B. Identification of Kinases

• BACTH assays revealed that All2284 and Alr3423 interact with the All4160 STAS domain.
• Interactions were stronger with the nonphosphorylatable S74A variant than with the wild-type, suggesting these kinases phosphorylate Ser74.
• In vitro phosphorylation assays confirmed that both All2284 and Alr3423 directly phosphorylate the All4160 STAS domain in an ATP-dependent manner.

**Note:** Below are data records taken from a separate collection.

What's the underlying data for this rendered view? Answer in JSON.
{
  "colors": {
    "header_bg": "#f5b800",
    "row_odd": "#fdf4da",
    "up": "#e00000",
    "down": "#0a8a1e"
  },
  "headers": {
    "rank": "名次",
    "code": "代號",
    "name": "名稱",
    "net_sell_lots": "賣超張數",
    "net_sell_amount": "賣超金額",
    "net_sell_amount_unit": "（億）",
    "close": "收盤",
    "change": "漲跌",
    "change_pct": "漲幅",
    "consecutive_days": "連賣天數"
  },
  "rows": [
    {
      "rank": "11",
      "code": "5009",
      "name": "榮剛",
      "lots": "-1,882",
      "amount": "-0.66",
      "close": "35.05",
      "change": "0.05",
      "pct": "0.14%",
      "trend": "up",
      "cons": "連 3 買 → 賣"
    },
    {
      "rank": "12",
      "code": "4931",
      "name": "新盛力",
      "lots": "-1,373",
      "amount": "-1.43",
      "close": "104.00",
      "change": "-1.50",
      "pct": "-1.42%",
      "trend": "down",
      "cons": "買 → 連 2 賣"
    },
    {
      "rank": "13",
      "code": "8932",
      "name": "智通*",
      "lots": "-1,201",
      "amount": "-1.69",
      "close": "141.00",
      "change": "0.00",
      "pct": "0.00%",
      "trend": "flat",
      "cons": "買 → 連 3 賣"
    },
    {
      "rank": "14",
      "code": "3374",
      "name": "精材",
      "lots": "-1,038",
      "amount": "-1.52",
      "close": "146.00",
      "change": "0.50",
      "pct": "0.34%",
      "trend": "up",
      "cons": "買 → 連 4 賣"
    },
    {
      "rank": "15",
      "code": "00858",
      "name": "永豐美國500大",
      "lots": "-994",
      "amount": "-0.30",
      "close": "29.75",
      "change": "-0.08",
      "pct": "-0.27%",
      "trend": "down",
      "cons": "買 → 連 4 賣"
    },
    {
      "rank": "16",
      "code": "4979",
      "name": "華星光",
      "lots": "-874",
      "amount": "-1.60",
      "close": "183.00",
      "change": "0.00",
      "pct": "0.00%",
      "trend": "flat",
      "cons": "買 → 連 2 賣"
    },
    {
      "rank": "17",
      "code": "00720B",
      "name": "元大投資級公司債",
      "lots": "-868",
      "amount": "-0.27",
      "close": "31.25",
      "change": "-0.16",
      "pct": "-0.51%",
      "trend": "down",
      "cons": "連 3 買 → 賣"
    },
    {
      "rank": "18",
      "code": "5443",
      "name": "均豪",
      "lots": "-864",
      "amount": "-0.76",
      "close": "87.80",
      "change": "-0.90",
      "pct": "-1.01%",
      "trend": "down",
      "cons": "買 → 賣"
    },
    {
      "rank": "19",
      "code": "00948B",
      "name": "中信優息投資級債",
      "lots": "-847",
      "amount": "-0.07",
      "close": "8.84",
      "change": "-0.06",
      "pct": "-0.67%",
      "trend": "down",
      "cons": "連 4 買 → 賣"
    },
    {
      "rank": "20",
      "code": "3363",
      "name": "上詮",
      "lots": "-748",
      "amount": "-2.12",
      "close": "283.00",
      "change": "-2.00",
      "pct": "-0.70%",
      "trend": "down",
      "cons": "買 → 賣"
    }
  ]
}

C. Genetic Hierarchy and Specificity

• Single mutants of $\Delta$all2284 and $\Delta$alr3423 grew normally under nitrogen-fixing conditions.
• In the $\Delta$henR background:
  • Disruption of all2284 ($\Delta$henR/$\Delta$all2284) did not restore growth (phenotype remained defective).
  • Disruption of alr3423 ($\Delta$henR/$\Delta$alr3423) restored diazotrophic growth.
• Conclusion: While both kinases can phosphorylate All4160 in vitro, Alr3423 is the primary physiological kinase responsible for regulating All4160 in vivo.

D. Transcriptional Regulation Ruled Out

• Transcript levels of hepA and hepB were induced in $\Delta$henR similarly to the wild type, indicating that HenR regulates Hep formation post-transcriptionally (likely at the protein activity level).

5. Significance

• Mechanistic Insight: The study elucidates a phosphorylation-dependent "switch" where the kinase (Alr3423) inhibits the glycosyltransferase (All4160) and the phosphatase (HenR) activates it. This ensures the Hep layer is formed only when the regulatory balance permits.
• Expansion of PSS Function: It provides the first evidence that partner-switching systems can directly regulate the activity of biosynthetic enzymes involved in EPS production, moving beyond their established role in transcriptional control via $\sigma$-factors.
• Evolutionary Conservation: The presence of STAS-glycosyltransferase proteins (like All4160 and XssP in Synechocystis) across diverse cyanobacteria suggests this phosphorylation-based regulation of polysaccharide biosynthesis is a conserved strategy for responding to environmental cues (e.g., nitrogen availability, desiccation).
• Future Directions: The authors note limitations, such as the inability to directly detect in vivo phosphorylation or reconstitute HenR activity biochemically due to expression difficulties, but the genetic evidence strongly supports the proposed model.

In summary, this paper defines a critical post-translational regulatory node in cyanobacterial development, linking environmental sensing (via kinases/phosphatases) directly to the physical construction of the heterocyst envelope.